It seemed to Paula it might not take too much pretending to like the man who was grinning at her with such boyish charm.
But then he spoiled it.
"We're pretending for him." He tilted his head ever so slightly, and she slid a look. There was a photographer with a camera pointed at them!
"Why is that man taking pictures of you?" she whispered.
"My name's Noah Sheridan. I'm not famous, and I don't have any desire to be. I made the unfortunate choice of hanging out with someone who is, though, and have become interesting by association. I feel like a fox in front of hounds. Will you help me send the hounds after the wrong tracks?"
This was not the type of man who would give her a second glance if she was serving him in the tea shop.
It was only because she was in the VIP section—and in Isabella's beautiful clothes—that he was asking her to play a little game with him. He obviously thought Paula was someone she was not. Someone sophisticated and fun and given to impulses, and who would say yes in a second to life offering her an unexpected game to play.

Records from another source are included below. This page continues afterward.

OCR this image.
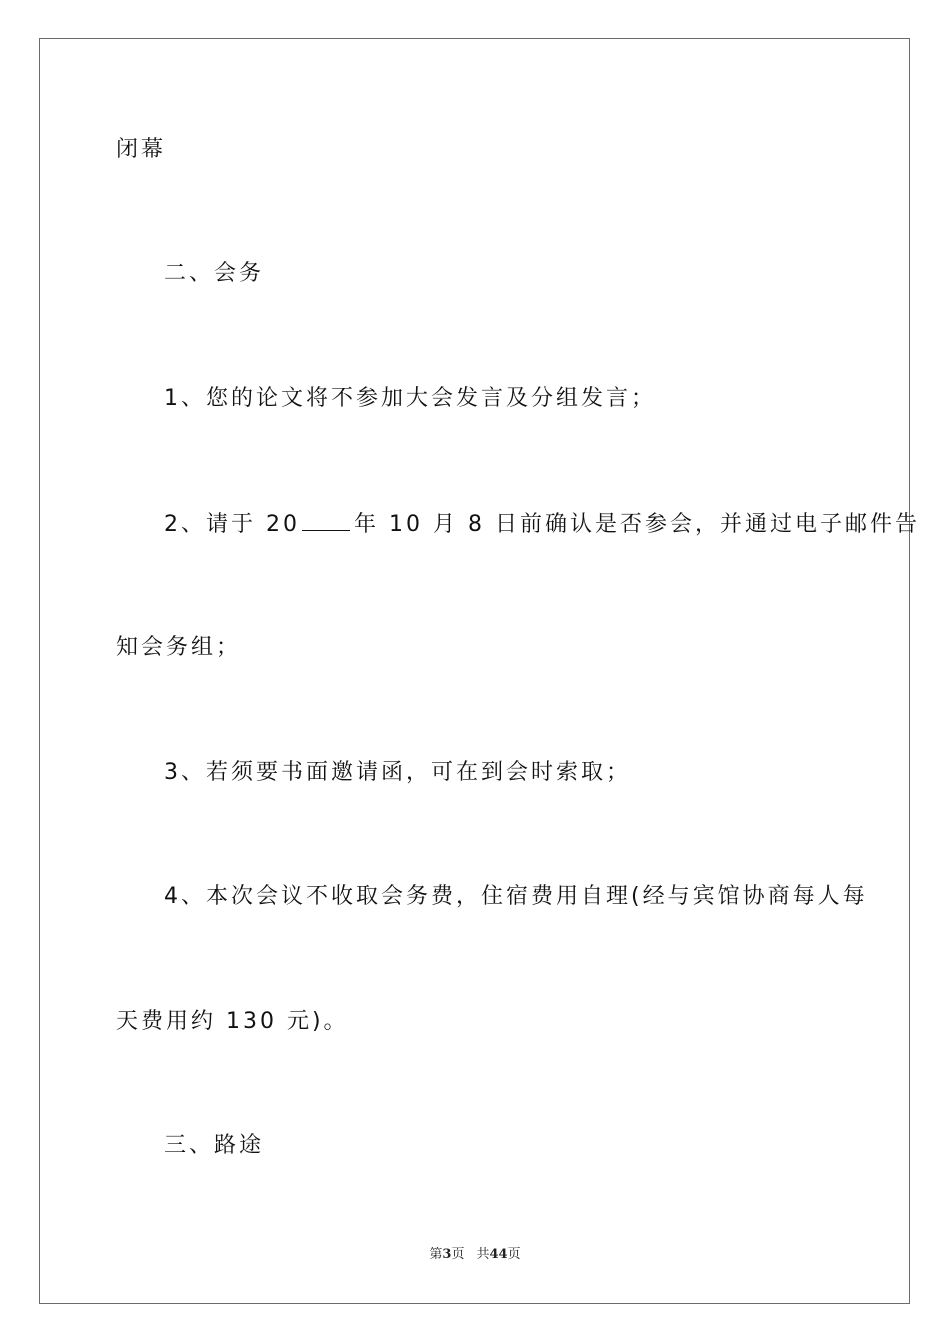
闭幕
二、会务
1、您的论文将不参加大会发言及分组发言；
2、请于 20 年 10 月 8 日前确认是否参会，并通过电子邮件告
知会务组；
3、若须要书面邀请函，可在到会时索取；
4、本次会议不收取会务费，住宿费用自理(经与宾馆协商每人每
天费用约 130 元)。
三、路途
第3页 共44页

She really should say no to this. She was not good, really, at any kind of pretense.
On the other hand, he was looking at her sweetly and beseechingly, as if she held his life in her hands. When was the last time she'd had a chance to be with a fellow American? Speak English? Use slang that didn't earn her baffled looks?
Why not lighten up?
Why not forget, just for a little while, the weight of all her responsibilities and worries? Why not pretend, just for an hour or two, to be exactly who he thought she was? Carefree and spontaneous in the way of a wealthy socialite, the kind of woman who had never had to worry about a single thing in her whole life?
"Count me in," she said.
Noah threw back his head and laughed. A server was going by with a tray and he snagged two glasses off it, and handed one to her.
Paula took it.
"To us," he said, lifting his glass. She lifted hers, and they touched rims. It was real glass and she could hear it clink even over the sound of the concert. She took a tentative sip. Apparently complimentary champagne was served in the VIP section.
"To us," she agreed.
He laughed again. "I don't even know who you are."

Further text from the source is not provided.